We are far from the wealth that could, at least partly, protect us and neither of them can afford to retire early. They have to work. I am frightened and rightly so. Without adequate, dependable leadership at the top, where do we go from here?
Americans are hopeless, depressed, no jobs, no money and my family, in particular is vulnerable: African American, over 50 with latent health concerns, which lead me to…
The Ugly: The World Is On Fire.
The murder of George Floyd in Minneapolis set off a storm of protests across the country, spiraling worldwide. This was not an isolated event – Black people have experienced the injustices and brutality of the police for years on end.
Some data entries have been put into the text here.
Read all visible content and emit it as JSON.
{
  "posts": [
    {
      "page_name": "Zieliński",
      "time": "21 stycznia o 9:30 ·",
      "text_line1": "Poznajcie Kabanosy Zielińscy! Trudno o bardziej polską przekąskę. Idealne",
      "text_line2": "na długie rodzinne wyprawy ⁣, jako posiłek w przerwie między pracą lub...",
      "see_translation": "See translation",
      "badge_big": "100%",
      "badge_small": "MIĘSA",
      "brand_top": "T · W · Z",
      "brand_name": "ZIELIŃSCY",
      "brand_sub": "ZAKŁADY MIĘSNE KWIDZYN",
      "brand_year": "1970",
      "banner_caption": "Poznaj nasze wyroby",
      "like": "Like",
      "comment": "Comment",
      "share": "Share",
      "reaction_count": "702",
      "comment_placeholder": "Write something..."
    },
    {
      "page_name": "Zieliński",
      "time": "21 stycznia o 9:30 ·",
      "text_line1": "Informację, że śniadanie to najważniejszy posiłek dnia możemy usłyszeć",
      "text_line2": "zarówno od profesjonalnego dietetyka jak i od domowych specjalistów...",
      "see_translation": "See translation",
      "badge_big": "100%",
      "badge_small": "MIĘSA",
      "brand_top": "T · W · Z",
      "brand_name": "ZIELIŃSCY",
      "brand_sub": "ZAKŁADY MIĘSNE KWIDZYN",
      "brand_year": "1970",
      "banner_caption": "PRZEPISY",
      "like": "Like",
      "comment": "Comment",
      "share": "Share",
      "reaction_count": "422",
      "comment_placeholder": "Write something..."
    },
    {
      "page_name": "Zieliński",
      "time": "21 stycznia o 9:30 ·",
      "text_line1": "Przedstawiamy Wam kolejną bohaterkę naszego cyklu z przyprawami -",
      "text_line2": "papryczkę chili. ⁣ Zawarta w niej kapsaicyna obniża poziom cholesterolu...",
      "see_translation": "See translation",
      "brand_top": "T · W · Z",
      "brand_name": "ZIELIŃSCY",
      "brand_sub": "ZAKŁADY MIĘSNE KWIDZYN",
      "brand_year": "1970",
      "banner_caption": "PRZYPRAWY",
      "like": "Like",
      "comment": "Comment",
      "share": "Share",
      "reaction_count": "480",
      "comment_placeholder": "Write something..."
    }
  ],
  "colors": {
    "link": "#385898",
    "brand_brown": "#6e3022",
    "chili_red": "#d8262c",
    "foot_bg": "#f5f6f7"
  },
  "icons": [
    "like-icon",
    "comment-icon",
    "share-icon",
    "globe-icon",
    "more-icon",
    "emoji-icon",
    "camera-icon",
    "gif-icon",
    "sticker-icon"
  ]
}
Modern policing in this country’s southern states, manifested as a “slave patrol,” catching runaways to return to their “owners.”
We have always had a contentious relationship with law enforcement, however, this incident felt different.
What happened to George Floyd came on the heels of the death of Ahmaud Arbery, the young man shot while jogging and Breonna Taylor who was unlawfully shot in her home, as she slept.
There are countless others.
In the midst of a global pandemic, we rise, putting our lives at risk to express our fury.
Minneapolis, a city I lived in for 5 years, came through with a ‘one-two punch’ and I was proud to see it.
I heard complaints – people pushing back about the looting and rioting, concerned for buildings and things over bodies, “why can’t you do this peacefully?”
We have. It didn’t work. You are not hearing us. Sometimes you have to do extreme shit to be seen.
A viral interview with author Kimberly Jones, breaks down the economic disparities that lead to the civil unrest. Looting and stealing are threaded throughout the fabric of America – did we conveniently forget how we got here?
The stress of being Black in a country that was not built for us to thrive.
The stress of having to fear for your life if someone erroneously calls the cops.
Job opportunities lost because of the hiring manager’s implicit bias.